Habib Bektaş

‘Beni Yakın’

27 Mart 2017 Pazartesi

Sevgili Turhan, şu günlerde aklımdan neler geçiyor, bir bilsen! 1933 Almanyası’na gidiyorum. Aylardan mayıs. “Kahverengi gömlekli” faşistler ağızlarından salyalar akıtarak meydanlarda kitap yakmaktadır. O iğrenç eylem, bir törene dönüştürülür. “Feuersprüche” denen kalıplaşmış sözcükler alevlerle birlikte gökyüzüne yükselir. Yahudi, komünist, sosyal demokrat, kısacası, yükselmekte olan faşist rejime muhalif tüm demokrat yazarların, şairlerin, düşünürlerin kitapları yakılmaktadır. İşte o günlerde Bavyeralı şair yazar Oskar Maria Graf, yakılan kitapların listesine bakınca çok üzülür: Kendi kitapları listede yoktur. Ve o unutulmaz yazısını 12 Mayıs 1933 günü Viyana “Arbeiter - Zeitung”da yayımlar.

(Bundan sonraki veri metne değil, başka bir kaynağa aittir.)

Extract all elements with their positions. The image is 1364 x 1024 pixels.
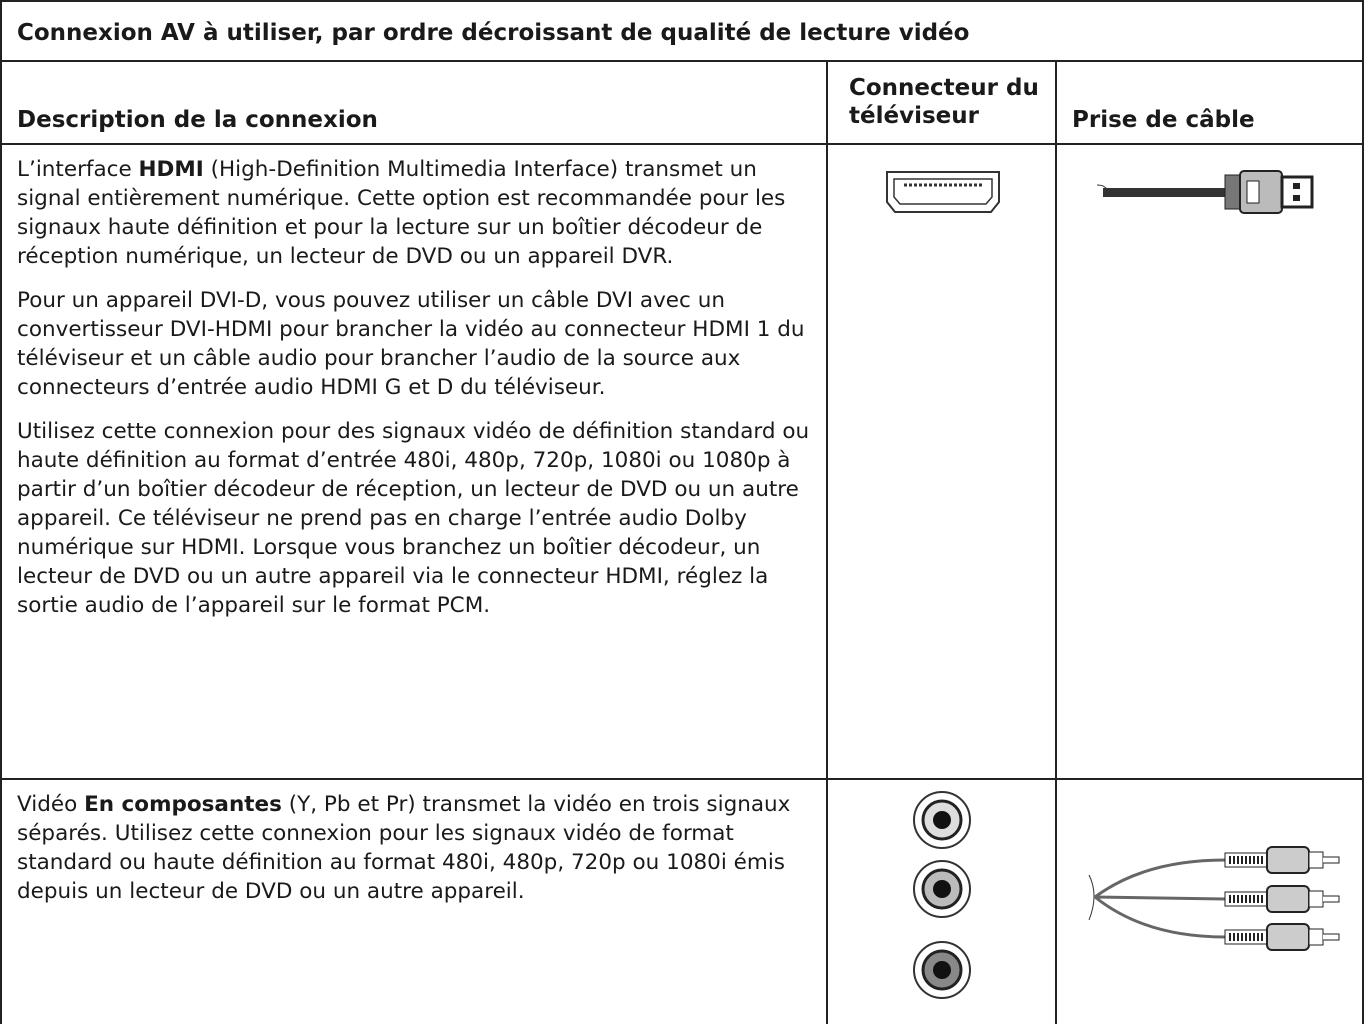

Özetle şöyle der: “Neden benim kitaplarım yok yakılanlar arasında!.. Beni yakın! (...) Tüm yaşamımdan ve tüm yazdıklarımdan sonra kitaplarımın odun yığınlarının alevlerine verilmesini talep ediyorum. Kitaplarımın Nazi - katil çetelerinin kanlı ellerine ve çürümüş beyinlerine ulaşmamasını talep etme hakkım vardır. Yakın Alman ruhunun eserlerini! O, sizin utancınız gibi sönmeyecektir, unutulmayacaktır!”

Vatandaşlıktan çıkarılır, kitapları yasaklanır, yakılır, Viyana’daki gönüllü sürgünden sonra da mültecilik başlar: Çekoslovakya, sonra da Hollanda üzerinden ABD. Yıllar sürecek bir yolculuk. O artık yabanda kalbi kanayan bir yazardır.

Boşuna değil böyle şeyler düşünmem: Son günlerde karşılaştığım birçok insan soruyor:

“Biz neden dışarıdayız?”

“Biz de suçluyuz” diyorlar, “Biz de yasalara aykırı bir şey yapmadık. Biz de insan’a saygılıyız. İnsan haklarını, düşünce özgürlüğünü ve barışı demokratik kurallar çerçevesinde savunuyoruz; demokratik kurallar çerçevesinde mücadele ediyoruz. Öyleyse... Biz neden dışarıdayız?”

İnsanlar bu soruyu sormakta haklı: Referandumdan haberin vardır kuşkusuz. Başbakan Binali Yıldırım, referandumda “hayır” diyecek insanları hiç de etik olmayan bir tavırla “terörist” ilan etti. “Teröristler” listesine ekledi: “Milletim, hayır diyenlere şöyle gözucuyla baksa olayı çok net görür. Kim hayır diyor, PKK’nin sözde üst düzey yöneticileri, kim hayır diyor, FETÖ’nün kaçak terörist sürüsü. (...) Başka bir “hayır” kampanyası, HDP ve CHP. Belli ki CHP sırtını terör örgütüne yaslamış, HDP’nin kayığına binmiş vaziyette...”

Öyle bir zaman diliminde yaşıyoruz ki; düşünen, okuyan, yazan, barışı savunan, insan haklarına, düşünce özgürlüğüne saygılı insanlar sormadan edemiyor: Cumhuriyet’in yazarları neden içeride?

Akademisyenler üniversiteden neden atıldı?

Ben neden dışarıdayım?

İşte böyle Turhan.

“Bir of çeksem karşıki dağlar yıkılır…”

Turhan, seni iyi tanıdığımı düşünüyorum; kitap sevdanı biliyorum, ve türkülerini, ve insan’a olan sevgini, saygını…

Seninle birlikte içeride olan arkadaşlarını da tanıyorum. Onlar benim yazarlarım. Düşüncelerine katılsam da katılmasam da saygı gösterdiğim, okuduğum, yararlandığım yazarlar. Üstelik yazdıklarının altına gözümü kırpmadan imzamı atarım.

İddianame hâlâ yazılmadı değil mi! Yazık! Hazır olsaydı neyle suçlandığınızı bilecektik. Sahi, neden içeride olduğunuzu siz de merak ediyorsunuz değil mi?

Sevgili Turhan, seni özledim, özledik. Sen olmayınca kitaplar hüzünlü, bir parça da yetim.

Siz olmayınca CUMHURİYET mahzun, boynu bükük. Yine de ama dimdik ayakta.

Selam olsun sana, ve elbette arkadaşlarına, ve düşünceleri nedeniyle içeride olan tüm insanlara.